Themes: Animal welfare and economic resilience
Priorities: Competent livestock handling, maintain healthy livestock, profitability across value chain, and feedlot and processor productivity and cost of production
Tool: Ceres Tag
Location: National
“The Ceres Tag creates both ultimate provenance and traceability for futures trading and a ‘passport’ for the animal and its final products to consumers.”
KEY POINTS:
Knowing not only where cattle are but also what they’re doing 24/7/365 is poised to become the new norm of beef production not just at home but internationally thanks to an all-Australian invention dubbed “the livestock equivalent of the Fitbit tracker”.
The Ceres Tag – the result of a collaboration between a start-up agtech entity of the same name, CSIRO, Meat & Livestock Australia, James Cook University and the Queensland Government – looks and wears like a standard National Livestock Identification System (NLIS) eartag but offers an added layer of protection by enabling producers to monitor their cattle’s physical status remotely through existing third-party software.
Data fed directly from the animal via a satellite to a secure central database link shows not only the exact GPS location of individual animals between four and six times a day but also whether they’re behaving as expected. This analysis can pinpoint that a beast is either behaving normally or that its welfare is at risk, allowing workers to step in immediately to give assistance and/or treatment if needed.
Prompt intervention can alleviate suffering by an injured or unwell animal and the flow-on distress this causes those caring for it, and prevent any associated financial loss by the farm business. Additionally, in the event of an illness resulting from a biosecurity breach, the earliest possible response is crucial to containing any pest or disease outbreak.

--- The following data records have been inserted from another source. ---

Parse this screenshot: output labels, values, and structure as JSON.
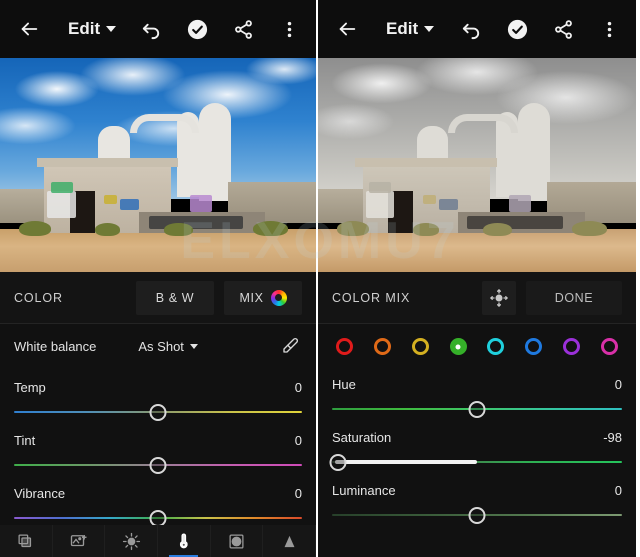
{
  "toolbar": {
    "back_icon": "arrow-left-icon",
    "title": "Edit",
    "dropdown_icon": "chevron-down-icon",
    "undo_icon": "undo-icon",
    "check_icon": "check-circle-icon",
    "share_icon": "share-icon",
    "overflow_icon": "more-vertical-icon"
  },
  "left_panel": {
    "section": {
      "title": "COLOR",
      "bw_label": "B & W",
      "mix_label": "MIX",
      "mix_icon": "color-wheel-icon"
    },
    "white_balance": {
      "label": "White balance",
      "value": "As Shot",
      "picker_icon": "eyedropper-icon"
    },
    "sliders": [
      {
        "name": "Temp",
        "value": "0",
        "knob_pct": 50,
        "track": "t-temp"
      },
      {
        "name": "Tint",
        "value": "0",
        "knob_pct": 50,
        "track": "t-tint"
      },
      {
        "name": "Vibrance",
        "value": "0",
        "knob_pct": 50,
        "track": "t-vib"
      }
    ]
  },
  "right_panel": {
    "section": {
      "title": "COLOR MIX",
      "target_icon": "targeted-adjustment-icon",
      "done_label": "DONE"
    },
    "swatches": [
      {
        "name": "red",
        "color": "#e01b1b",
        "selected": false
      },
      {
        "name": "orange",
        "color": "#e06a18",
        "selected": false
      },
      {
        "name": "yellow",
        "color": "#d4b021",
        "selected": false
      },
      {
        "name": "green",
        "color": "#35b029",
        "selected": true
      },
      {
        "name": "aqua",
        "color": "#1fd0dd",
        "selected": false
      },
      {
        "name": "blue",
        "color": "#1f7ae0",
        "selected": false
      },
      {
        "name": "purple",
        "color": "#9b30d9",
        "selected": false
      },
      {
        "name": "magenta",
        "color": "#d930a8",
        "selected": false
      }
    ],
    "sliders": [
      {
        "name": "Hue",
        "value": "0",
        "knob_pct": 50,
        "track": "t-hue",
        "fill": false
      },
      {
        "name": "Saturation",
        "value": "-98",
        "knob_pct": 1,
        "track": "t-sat",
        "fill": true,
        "fill_pct": 50
      },
      {
        "name": "Luminance",
        "value": "0",
        "knob_pct": 50,
        "track": "t-lum",
        "fill": false
      }
    ]
  },
  "tabbar": {
    "tabs": [
      {
        "icon": "layers-icon",
        "active": false
      },
      {
        "icon": "presets-image-icon",
        "active": false
      },
      {
        "icon": "light-sun-icon",
        "active": false
      },
      {
        "icon": "color-thermometer-icon",
        "active": true
      },
      {
        "icon": "effects-circle-icon",
        "active": false
      },
      {
        "icon": "detail-triangle-icon",
        "active": false
      }
    ]
  },
  "watermark": {
    "text": "ELXOMU7"
  }
}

“The value-creation opportunities to the red meat industry are multi-layered,” Ceres Tag company chief executive officer David Smith said.
“The Ceres Tag creates both ultimate provenance and traceability for futures trading and a ‘passport’ for the animal and its final products to consumers. It provides information for finance, insurance, carbon credit proofing, regulatory compliance and asset management.
“At the same time it gives producers practical knowledge of where animals are located and in what numbers, and what condition they’re in.
“The tag not only saves money but will help generate new income while doing so in a more sustainable framework.”
Bluetooth- and RFID-enabled, the Ceres Tag has the potential to be fully NLIS-compliant as it stores all of the required details, meaning producers need not double up by applying both tags.
David said the tag’s retention rate was high and as it harvested solar energy it did not require battery changes or recharging at any point in the animal’s life.
The Ceres Tag is also an effective defence against one of the mounting challenges of beef production in the 21st century: theft. Owners can detect any movement of animals beyond a predetermined range and act accordingly.
“We’ve made considerable progress with the Ceres Tag’s rollout already and are now gearing up for a trial on 500 animals across multiple sites in the north and the south,” David said.
This technology – designed in Australia and set to be released worldwide before the end of 2020 – truly is elevating whole-of-lifetime visibility to a previously unimagined level.